Decomposition of Changes in Net Worth
There are three major changes that contribute to an increase or decrease in net worth: change in retained earnings, change in contributed capital, and change in market valuation. Change in retained earnings measures the amount of net income in a particular year that is retained in the business. In addition to being retained in the business, net income can be used for owner withdrawals and to pay income taxes. Net income includes both net farm income and personal income. The change in capital contributions accounts for gifts, debts forgiven, and capital contributions and distributions. The change in market valuation subtracts the change in deferred liabilities from the change in the market value of capital assets. Deferred liabilities represent an amount that is owed if an asset is sold. Tracking changes in net worth over time is one of the most important tasks of those in charge of analyzing a farm’s financial position and performance. This article examines changes in net worth from 2007 to 2024 using sample of farms and decomposes this change into its three components: retained earnings, contributed capital, and market valuation.

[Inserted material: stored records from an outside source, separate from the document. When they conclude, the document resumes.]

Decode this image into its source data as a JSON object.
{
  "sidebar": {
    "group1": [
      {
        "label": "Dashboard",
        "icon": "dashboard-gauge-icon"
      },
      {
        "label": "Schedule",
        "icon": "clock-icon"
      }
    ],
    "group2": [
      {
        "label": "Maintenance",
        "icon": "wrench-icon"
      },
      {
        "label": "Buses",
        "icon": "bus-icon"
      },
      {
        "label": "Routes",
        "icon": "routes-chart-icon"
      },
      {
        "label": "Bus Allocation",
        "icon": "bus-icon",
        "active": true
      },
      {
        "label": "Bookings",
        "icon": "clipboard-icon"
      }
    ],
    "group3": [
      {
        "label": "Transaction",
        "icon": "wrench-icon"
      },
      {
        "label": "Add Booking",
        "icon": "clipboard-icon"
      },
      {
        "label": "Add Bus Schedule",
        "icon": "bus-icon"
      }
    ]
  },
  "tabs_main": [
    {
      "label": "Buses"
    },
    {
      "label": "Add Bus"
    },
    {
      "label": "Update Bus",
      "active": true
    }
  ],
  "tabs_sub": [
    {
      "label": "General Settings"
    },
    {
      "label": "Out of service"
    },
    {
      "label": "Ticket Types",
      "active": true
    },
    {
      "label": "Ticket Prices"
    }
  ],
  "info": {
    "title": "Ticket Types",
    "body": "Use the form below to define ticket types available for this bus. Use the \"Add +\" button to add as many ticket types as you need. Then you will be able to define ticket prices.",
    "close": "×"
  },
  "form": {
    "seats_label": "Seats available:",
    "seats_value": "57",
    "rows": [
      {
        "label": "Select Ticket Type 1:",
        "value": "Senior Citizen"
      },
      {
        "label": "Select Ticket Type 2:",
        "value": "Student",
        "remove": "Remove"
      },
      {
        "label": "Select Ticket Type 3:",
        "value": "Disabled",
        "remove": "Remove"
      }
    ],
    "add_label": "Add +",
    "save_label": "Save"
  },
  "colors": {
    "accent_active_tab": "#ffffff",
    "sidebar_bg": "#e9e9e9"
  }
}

FINBIN data from 2007 to 2024 for all crop farms were utilized in this study. Specifically, annual data from the statement of owner’s equity for all crop farms were summarized. Table 1 contains the average, standard, deviation, and coefficient of variation (standard deviation divided by average) for the change in net worth and its component over the time period. The retained earnings computation included both net income and personal income. Approximately 62% of the change in net worth can be attributed to retained earnings. Another 34% can be attributed to the change in market valuation. The change in contributed capital contributed the remaining 4%. The average annual increase in net worth was 9.5 percent.
In addition to changes in net worth, Table 1 contains summary statistics for net farm income, personal income, and owner withdrawals. Personal income and owner withdrawals were substantially less variable than net farm income or retained earnings. The ratio of retained earnings to net farm income was approximately 0.75, indicating that, on average, approximately 25% of net income was not retained in the business. On average, net farm income represented approximately 19 percent of gross farm income. These percentages would vary considerably among individual farms.

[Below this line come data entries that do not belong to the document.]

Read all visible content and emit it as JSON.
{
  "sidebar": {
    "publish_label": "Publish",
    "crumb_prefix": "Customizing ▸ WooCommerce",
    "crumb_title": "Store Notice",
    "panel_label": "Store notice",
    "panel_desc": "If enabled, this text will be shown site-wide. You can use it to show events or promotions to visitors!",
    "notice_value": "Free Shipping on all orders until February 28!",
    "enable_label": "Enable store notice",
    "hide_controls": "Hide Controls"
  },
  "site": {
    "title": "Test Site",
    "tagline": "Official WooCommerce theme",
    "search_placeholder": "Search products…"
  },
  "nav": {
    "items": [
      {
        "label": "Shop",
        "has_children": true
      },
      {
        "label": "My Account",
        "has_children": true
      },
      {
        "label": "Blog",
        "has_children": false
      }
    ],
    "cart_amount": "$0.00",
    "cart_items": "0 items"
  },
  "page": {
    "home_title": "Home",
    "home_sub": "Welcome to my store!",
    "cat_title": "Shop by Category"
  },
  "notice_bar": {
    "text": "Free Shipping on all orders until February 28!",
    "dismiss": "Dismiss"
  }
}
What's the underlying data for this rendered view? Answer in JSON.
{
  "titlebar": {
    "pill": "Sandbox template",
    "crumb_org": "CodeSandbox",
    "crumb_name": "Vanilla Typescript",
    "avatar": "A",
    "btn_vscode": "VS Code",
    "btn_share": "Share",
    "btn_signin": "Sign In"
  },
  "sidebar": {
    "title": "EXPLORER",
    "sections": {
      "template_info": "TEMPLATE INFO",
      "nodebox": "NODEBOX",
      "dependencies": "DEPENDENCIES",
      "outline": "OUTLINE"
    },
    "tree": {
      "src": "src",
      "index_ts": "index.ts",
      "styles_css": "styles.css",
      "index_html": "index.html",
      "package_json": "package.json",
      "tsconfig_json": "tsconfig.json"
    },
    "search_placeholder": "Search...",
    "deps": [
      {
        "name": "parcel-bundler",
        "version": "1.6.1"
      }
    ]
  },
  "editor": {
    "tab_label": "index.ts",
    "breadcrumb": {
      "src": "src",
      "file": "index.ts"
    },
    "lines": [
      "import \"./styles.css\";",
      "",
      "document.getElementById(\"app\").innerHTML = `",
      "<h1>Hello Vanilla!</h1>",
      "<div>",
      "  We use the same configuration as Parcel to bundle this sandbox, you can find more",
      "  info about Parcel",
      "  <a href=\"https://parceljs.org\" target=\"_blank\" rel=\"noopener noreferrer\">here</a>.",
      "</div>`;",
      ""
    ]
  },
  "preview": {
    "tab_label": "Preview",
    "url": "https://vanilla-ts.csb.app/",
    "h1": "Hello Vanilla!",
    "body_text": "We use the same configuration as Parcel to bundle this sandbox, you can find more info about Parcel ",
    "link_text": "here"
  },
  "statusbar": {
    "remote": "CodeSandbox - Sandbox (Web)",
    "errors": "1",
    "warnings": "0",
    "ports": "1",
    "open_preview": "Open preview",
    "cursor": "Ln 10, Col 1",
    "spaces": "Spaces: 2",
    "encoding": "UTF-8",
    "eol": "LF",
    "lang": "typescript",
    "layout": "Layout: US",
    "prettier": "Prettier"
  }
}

Figure 1 illustrates the annual average net farm income and retained earnings for each year analyzed in this study. Obviously, there is a lot of variability in each measure. Net farm income was positive in every year. However, retained earnings were negative in 2014, 2015, and 2024. Retained earnings is used to make term debt payments and to provide down payments on capital assets. In years when retained earnings are low, current assets, particularly cash, are used to make these payments.

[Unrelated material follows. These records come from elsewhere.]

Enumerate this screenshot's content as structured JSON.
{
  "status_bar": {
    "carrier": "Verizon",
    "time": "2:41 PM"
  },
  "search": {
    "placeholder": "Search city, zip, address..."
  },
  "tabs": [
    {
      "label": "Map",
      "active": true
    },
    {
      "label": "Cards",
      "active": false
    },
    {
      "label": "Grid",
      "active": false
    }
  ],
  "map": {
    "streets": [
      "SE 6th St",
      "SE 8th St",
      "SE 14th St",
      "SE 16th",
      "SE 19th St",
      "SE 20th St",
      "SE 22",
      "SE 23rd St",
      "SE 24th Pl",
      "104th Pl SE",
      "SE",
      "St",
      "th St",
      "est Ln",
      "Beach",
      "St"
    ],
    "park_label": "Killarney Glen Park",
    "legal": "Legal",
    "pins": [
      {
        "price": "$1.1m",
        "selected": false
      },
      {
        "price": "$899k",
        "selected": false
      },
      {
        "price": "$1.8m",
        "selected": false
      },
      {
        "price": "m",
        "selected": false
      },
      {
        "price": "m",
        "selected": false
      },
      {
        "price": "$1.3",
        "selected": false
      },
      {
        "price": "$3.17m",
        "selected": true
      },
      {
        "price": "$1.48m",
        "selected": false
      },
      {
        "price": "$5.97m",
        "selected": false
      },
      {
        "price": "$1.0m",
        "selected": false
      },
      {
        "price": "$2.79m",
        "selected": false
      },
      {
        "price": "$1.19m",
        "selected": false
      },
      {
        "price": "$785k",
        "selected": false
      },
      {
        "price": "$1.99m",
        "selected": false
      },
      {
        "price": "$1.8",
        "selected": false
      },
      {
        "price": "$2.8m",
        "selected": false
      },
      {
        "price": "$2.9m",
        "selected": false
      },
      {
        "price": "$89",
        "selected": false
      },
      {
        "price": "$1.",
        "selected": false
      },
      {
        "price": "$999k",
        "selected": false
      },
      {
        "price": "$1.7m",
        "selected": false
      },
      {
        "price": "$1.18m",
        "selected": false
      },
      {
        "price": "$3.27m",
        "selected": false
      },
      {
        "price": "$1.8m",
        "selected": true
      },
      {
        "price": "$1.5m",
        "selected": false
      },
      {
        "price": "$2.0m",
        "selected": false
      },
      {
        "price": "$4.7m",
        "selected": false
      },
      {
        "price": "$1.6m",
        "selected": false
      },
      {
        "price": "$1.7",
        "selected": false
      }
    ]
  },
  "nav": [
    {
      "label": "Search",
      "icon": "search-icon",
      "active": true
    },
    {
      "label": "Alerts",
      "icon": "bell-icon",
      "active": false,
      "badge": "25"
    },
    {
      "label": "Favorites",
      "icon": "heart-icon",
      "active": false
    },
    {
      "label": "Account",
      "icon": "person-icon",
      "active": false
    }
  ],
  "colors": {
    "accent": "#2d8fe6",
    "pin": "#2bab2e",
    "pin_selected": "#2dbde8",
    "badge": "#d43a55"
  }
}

Though not illustrated in a table or figure, data for crop farms with less than 1000 acres and greater than 1000 acres were also analyzed. Average net farm income and retained earnings for the farms with less than 1000 acres (greater than 1000 acres) were $76,533 and $62,926 ($263,237 and $188,045), respectively. The gap between net farm income and retained earnings was narrower for the farms with less than 1000 acres due to their increased reliance on personal (i.e., non-farm) income. The higher retained earnings for the farms with more than 1000 acres indicates that these farms have more funds to repay debt and to make down payments on capital assets. Interestingly, annual retained earnings were positive for every year for the smaller farms. In contrast, retained earnings were negative for the larger farms in 2014, 2015, and 2024.
In summary, during the 2007 to 2024 period, a majority of the change in net worth for a sample of farms contributing information to the FINBIN database was attributed to retained earnings. Given the relatively large change in land values that occurred during this period, this points to the strong financial performance that production agriculture has experienced since 2007. Future articles will examine the percentage growth in net worth for farms with low and high debt to asset ratios, and examine trends in sources and uses of funds since 2007.